Hi Lloyd,
I can identify what’s happening here. I’m imagining that the devices that failed were provisioned, used for a while, and then re-provisioned as new devices at some point, right? First, a short explanation of the security feature that is causing this.
Rollback protection is a really important property for a software update system to have. You don’t want someone to be able to replay a message from the software repository saying “Install my_app_v.1.0.0-buggy” to cause devices to install some previously-valid version of software. Torizon Cloud protects you against that in several ways using the Uptane security framework. One of the things it does, is perform a check to ensure that the version number of the director targets metadata (which is essentially the install instruction) always monotonically increases. Because each device can be independently directed to install its own software, that version number is unique per device. When you start an update, our backend generates and signs new metadata (including an incremented version number) that the device will validate. So far, so good.
Uptane also has this concept of primary and secondary components–or subsystems, as we call them in Torizon. Each subsystem independently validates the update metadata, so even if you have a subsystem that’s an external microcontroller connected to the main device over a link layer you don’t trust, you’re still protected from rollbacks and all the other threats that we consider in the software update system threat model. Unfortunately, what seems to have happened here is that the devices that are currently failing have subsystems with incorrect versions of director targets metadata–almost certainly because they were re-provisioned at some point in the past without the subsystem’s metadata being reset. I’m not 100% sure how that would have happened, but I think that older versions of aktualizr may not have dealt with the situation properly if aktualizr wasn’t shut down cleanly and the device was re-provisioned into the same repository. Today, when you re-provision a device, we make sure to reset the metadata of all subsystems as part of the provisioning process, just in case aktualizr doesn’t do it properly.
So, for example, this is what probably happened:
- You provision device
foo
- It stays connected to Torizon Cloud for quite some time, gets updates, etc. Every time any subsystem of the device is updated, or the metadata expires, the director targets metadata version number gets bumped, until it reaches version N.
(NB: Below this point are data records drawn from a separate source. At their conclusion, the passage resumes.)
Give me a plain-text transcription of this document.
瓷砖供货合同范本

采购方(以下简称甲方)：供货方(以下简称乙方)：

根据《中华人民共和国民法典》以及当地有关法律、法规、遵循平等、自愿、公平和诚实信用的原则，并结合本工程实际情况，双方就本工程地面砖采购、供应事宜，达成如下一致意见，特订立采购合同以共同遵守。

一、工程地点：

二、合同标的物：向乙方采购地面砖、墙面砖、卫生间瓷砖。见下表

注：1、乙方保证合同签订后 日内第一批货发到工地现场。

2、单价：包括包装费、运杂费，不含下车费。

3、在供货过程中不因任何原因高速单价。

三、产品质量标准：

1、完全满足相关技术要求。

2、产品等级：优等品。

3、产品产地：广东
- At some point, you re-provision it as device
bar
. As far as the backend is concerned, this is a new device, so its targets metadata version starts back at 1. However, there was an issue with the re-provisioning process for one of the subsystems. Nothing seems to be wrong: the subsystems are all registered and reporting correct information, and updates to the base OS and any subsystems that were new (or that hadn’t been updated when the device was named foo
) will work just fine.
- You send an update to the subsystem that still has the version N director targets metadata from when it was named
foo
. The metadata is still signed by the correct roots of trust for your repository, so it passes the initial checks. But since you’re sending it update instructions via director targets metadata with version number M which is less than N, the subsystem rejects it, thinking that it’s an attacker trying to fool it by replaying metadata from the past.
So, in summary: the issue is that Torizon Cloud and aktualizr both agree that the device’s director targets metadata should be at version M. The docker-compose subsystem you’re trying to update, though, has already seen version N, which is higher than M (from when it was provisioned previously), and thus flags the update as a rollback attempt.
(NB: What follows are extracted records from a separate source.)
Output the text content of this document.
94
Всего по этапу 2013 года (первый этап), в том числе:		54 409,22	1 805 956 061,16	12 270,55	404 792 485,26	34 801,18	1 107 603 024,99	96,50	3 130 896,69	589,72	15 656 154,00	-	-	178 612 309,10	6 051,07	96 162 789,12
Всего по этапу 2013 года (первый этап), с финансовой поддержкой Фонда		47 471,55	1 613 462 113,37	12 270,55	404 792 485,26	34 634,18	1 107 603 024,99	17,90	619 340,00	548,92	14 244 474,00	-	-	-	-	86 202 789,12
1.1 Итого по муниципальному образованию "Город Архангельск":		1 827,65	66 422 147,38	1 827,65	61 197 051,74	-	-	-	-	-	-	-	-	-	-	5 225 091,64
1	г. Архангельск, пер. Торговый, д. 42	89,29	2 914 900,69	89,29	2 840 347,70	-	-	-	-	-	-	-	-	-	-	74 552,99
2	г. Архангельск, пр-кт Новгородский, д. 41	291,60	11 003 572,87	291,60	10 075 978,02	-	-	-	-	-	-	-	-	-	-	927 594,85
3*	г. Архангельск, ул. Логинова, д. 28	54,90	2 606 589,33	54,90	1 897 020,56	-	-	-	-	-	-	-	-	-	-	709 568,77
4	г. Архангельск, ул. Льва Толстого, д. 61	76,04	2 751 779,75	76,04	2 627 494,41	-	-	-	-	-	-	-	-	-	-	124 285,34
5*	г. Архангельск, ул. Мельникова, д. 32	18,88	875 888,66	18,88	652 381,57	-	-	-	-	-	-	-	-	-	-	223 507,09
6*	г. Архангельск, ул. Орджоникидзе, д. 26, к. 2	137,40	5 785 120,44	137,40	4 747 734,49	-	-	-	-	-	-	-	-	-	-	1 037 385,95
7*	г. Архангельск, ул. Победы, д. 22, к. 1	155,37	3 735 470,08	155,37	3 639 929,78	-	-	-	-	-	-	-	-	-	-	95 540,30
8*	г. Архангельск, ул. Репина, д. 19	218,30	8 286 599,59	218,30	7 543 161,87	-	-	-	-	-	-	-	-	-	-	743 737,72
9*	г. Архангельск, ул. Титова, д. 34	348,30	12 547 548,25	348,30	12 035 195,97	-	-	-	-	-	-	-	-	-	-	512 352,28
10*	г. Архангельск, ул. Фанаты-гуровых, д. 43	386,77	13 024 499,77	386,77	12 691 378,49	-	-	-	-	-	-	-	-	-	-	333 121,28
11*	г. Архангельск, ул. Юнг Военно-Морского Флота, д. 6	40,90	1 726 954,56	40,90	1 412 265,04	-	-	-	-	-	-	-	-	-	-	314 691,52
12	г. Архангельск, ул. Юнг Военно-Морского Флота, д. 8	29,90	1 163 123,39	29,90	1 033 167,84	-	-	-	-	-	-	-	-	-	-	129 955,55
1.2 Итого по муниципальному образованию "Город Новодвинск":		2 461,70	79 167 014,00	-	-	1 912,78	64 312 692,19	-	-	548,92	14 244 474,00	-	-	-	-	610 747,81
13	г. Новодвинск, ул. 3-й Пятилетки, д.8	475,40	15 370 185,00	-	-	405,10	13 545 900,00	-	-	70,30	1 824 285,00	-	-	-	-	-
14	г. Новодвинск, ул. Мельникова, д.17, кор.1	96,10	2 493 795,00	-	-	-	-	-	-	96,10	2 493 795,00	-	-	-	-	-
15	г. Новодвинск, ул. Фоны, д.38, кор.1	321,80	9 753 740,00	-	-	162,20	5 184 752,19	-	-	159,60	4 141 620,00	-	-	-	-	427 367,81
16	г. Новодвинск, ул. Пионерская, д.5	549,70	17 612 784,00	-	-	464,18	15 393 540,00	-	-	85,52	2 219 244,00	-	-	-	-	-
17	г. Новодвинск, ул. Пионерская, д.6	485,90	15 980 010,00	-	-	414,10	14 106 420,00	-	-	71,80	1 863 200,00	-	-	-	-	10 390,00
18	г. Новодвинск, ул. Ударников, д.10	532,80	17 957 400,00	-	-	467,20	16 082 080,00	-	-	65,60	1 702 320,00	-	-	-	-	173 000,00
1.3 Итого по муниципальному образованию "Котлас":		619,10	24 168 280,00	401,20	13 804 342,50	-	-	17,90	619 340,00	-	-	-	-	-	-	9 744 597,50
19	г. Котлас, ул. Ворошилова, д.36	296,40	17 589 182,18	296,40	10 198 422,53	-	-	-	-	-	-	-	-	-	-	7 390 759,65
There are essentially two ways to fix this. One way is to stop aktualizr on the failing devices, delete the file /var/sota/storage/<subsystem-name>/sql.db
, then restart aktualizr. You’ve already said that’s not a desirable solution, though. The other is to sufficiently increase the director targets metadata version for the failing devices, until it’s greater than whatever version the failing subsystem has left over in its storage. One way to do that is simply to send a bunch of updates; the director metadata version will increment by one every time the device picks up a new update, and eventually the version number will reach the number that the problematic subsystem has in its internal storage. I understand that might be equally undesirable, though. We’re looking into another possible solution on the back-end, but will need a couple of days to get back to you on that.